Dual-functional carbon dot-labeled heavy-chain ferritin for self-targeting bio-imaging and chemo-photodynamic therapy.

Image-guided cancer nanotheranostics with a simple nano-platform are seriously significant for nanomedicine. In this study, a novel design is described to achieve sensitive bio-imaging and effective treatment by utilizing heavy-chain ferritin (HFn) nanocages as a vector coupled with dual-functional carbon dots (CDs) on the surface of ferritin and encapsulating the chemotherapeutic drug doxorubicin (DOX). The CDs obtained herein emit bright fluorescence in the red region, which can be applied to bio-imaging in vivo.
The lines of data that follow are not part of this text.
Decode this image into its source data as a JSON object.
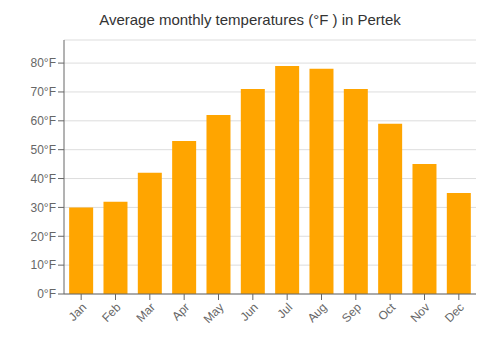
{
  "chart_data": {
    "type": "bar",
    "title": "Average monthly temperatures (°F ) in Pertek",
    "categories": [
      "Jan",
      "Feb",
      "Mar",
      "Apr",
      "May",
      "Jun",
      "Jul",
      "Aug",
      "Sep",
      "Oct",
      "Nov",
      "Dec"
    ],
    "values": [
      30,
      32,
      42,
      53,
      62,
      71,
      79,
      78,
      71,
      59,
      45,
      35
    ],
    "color": "#FFA500",
    "ylim": [
      0,
      88
    ],
    "yticks": [
      {
        "value": 0,
        "label": "0°F"
      },
      {
        "value": 10,
        "label": "10°F"
      },
      {
        "value": 20,
        "label": "20°F"
      },
      {
        "value": 30,
        "label": "30°F"
      },
      {
        "value": 40,
        "label": "40°F"
      },
      {
        "value": 50,
        "label": "50°F"
      },
      {
        "value": 60,
        "label": "60°F"
      },
      {
        "value": 70,
        "label": "70°F"
      },
      {
        "value": 80,
        "label": "80°F"
      }
    ],
    "grid": true
  }
}
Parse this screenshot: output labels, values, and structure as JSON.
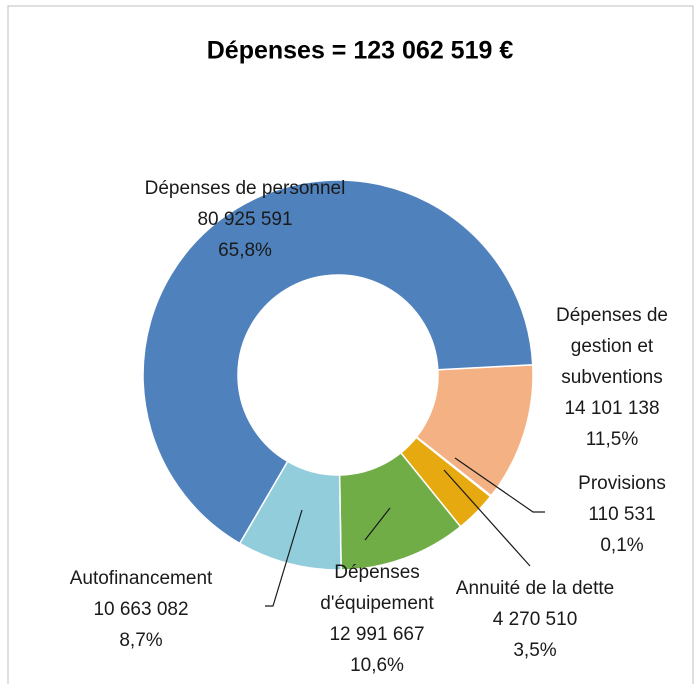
{
  "chart_data": {
    "type": "donut",
    "title": "Dépenses = 123 062 519 €",
    "categories": [
      "Dépenses de gestion et subventions",
      "Provisions",
      "Annuité de la dette",
      "Dépenses d'équipement",
      "Autofinancement",
      "Dépenses de personnel"
    ],
    "values": [
      14101138,
      110531,
      4270510,
      12991667,
      10663082,
      80925591
    ],
    "value_labels": [
      "14 101 138",
      "110 531",
      "4 270 510",
      "12 991 667",
      "10 663 082",
      "80 925 591"
    ],
    "percent_labels": [
      "11,5%",
      "0,1%",
      "3,5%",
      "10,6%",
      "8,7%",
      "65,8%"
    ],
    "colors": [
      "#f4b183",
      "#c0504d",
      "#e6a910",
      "#70ad47",
      "#92cddc",
      "#4f81bd"
    ]
  }
}
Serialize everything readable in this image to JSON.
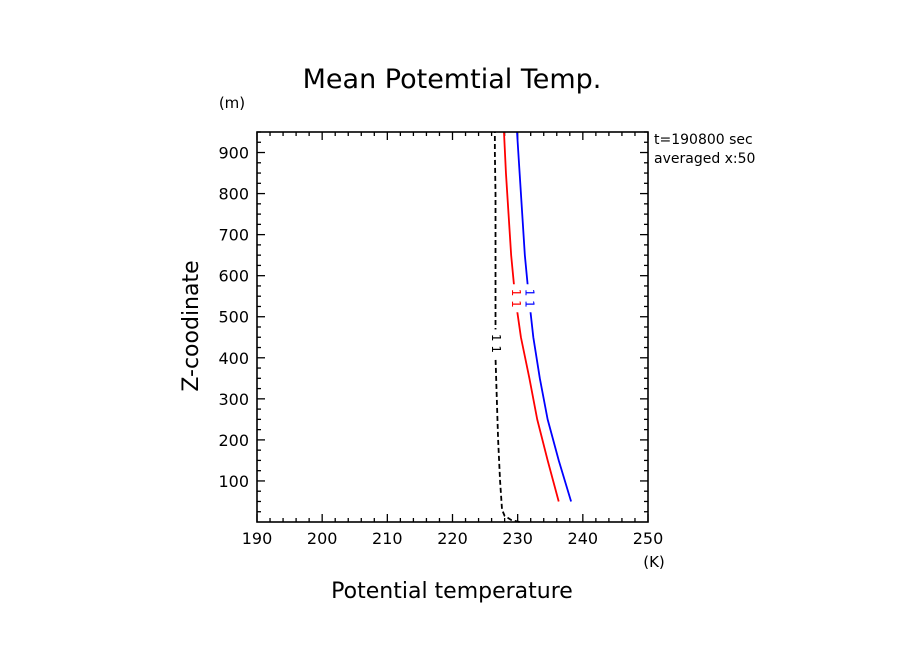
{
  "chart_data": {
    "type": "line",
    "title": "Mean Potemtial Temp.",
    "xlabel": "Potential temperature",
    "ylabel": "Z-coodinate",
    "x_unit": "(K)",
    "y_unit": "(m)",
    "xlim": [
      190,
      250
    ],
    "ylim": [
      0,
      950
    ],
    "x_ticks": [
      190,
      200,
      210,
      220,
      230,
      240,
      250
    ],
    "y_ticks": [
      100,
      200,
      300,
      400,
      500,
      600,
      700,
      800,
      900
    ],
    "grid": false,
    "annotations": [
      "t=190800 sec",
      "averaged  x:50"
    ],
    "series": [
      {
        "color": "#ff0000",
        "style": "solid",
        "label": "1",
        "label_at_y": 545,
        "points": [
          [
            236.3,
            50
          ],
          [
            234.6,
            150
          ],
          [
            233.0,
            250
          ],
          [
            231.8,
            350
          ],
          [
            230.5,
            450
          ],
          [
            229.6,
            550
          ],
          [
            229.0,
            650
          ],
          [
            228.6,
            750
          ],
          [
            228.2,
            850
          ],
          [
            227.9,
            950
          ]
        ]
      },
      {
        "color": "#0000ff",
        "style": "solid",
        "label": "1",
        "label_at_y": 545,
        "points": [
          [
            238.2,
            50
          ],
          [
            236.3,
            150
          ],
          [
            234.6,
            250
          ],
          [
            233.4,
            350
          ],
          [
            232.4,
            450
          ],
          [
            231.7,
            550
          ],
          [
            231.1,
            650
          ],
          [
            230.7,
            750
          ],
          [
            230.3,
            850
          ],
          [
            229.9,
            950
          ]
        ]
      },
      {
        "color": "#000000",
        "style": "dashed",
        "label": "1",
        "label_at_y": 435,
        "points": [
          [
            230.3,
            0
          ],
          [
            229.0,
            5
          ],
          [
            228.0,
            15
          ],
          [
            227.6,
            30
          ],
          [
            227.3,
            100
          ],
          [
            227.0,
            200
          ],
          [
            226.8,
            300
          ],
          [
            226.6,
            400
          ],
          [
            226.6,
            500
          ],
          [
            226.6,
            600
          ],
          [
            226.6,
            700
          ],
          [
            226.6,
            800
          ],
          [
            226.5,
            900
          ],
          [
            226.5,
            950
          ]
        ]
      }
    ]
  }
}
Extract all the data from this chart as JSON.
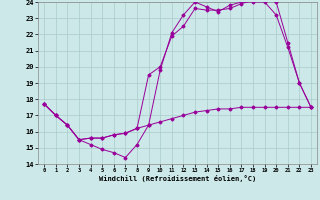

More significantly, the CDs can produce reactive oxygen species (ROS) under laser irradiation at 532 nm and cause damage to the DNA in the nucleus. These unique properties enabled CDs to act as a theranostic agent. Owing to the self-targeting ability of HFn, the final nanoparticles can internalize into cancer cells more efficiently. The nanoparticles can translocate into the nucleus after DNA damage resulting from the partial release of DOX into the cytoplasm, thereby increasing the nuclear delivery of the drug. The results of this study indicate that the multifunctional HFn(DOX)/CD nanoparticles have potential as a clinically available cancer theranostic agent to deliver diagnostic agents and therapeutic drugs into the cancer cells and thus provide a noninvasive, highly sensitive imaging approach and guidance to the chemo-photodynamic therapy simultaneously.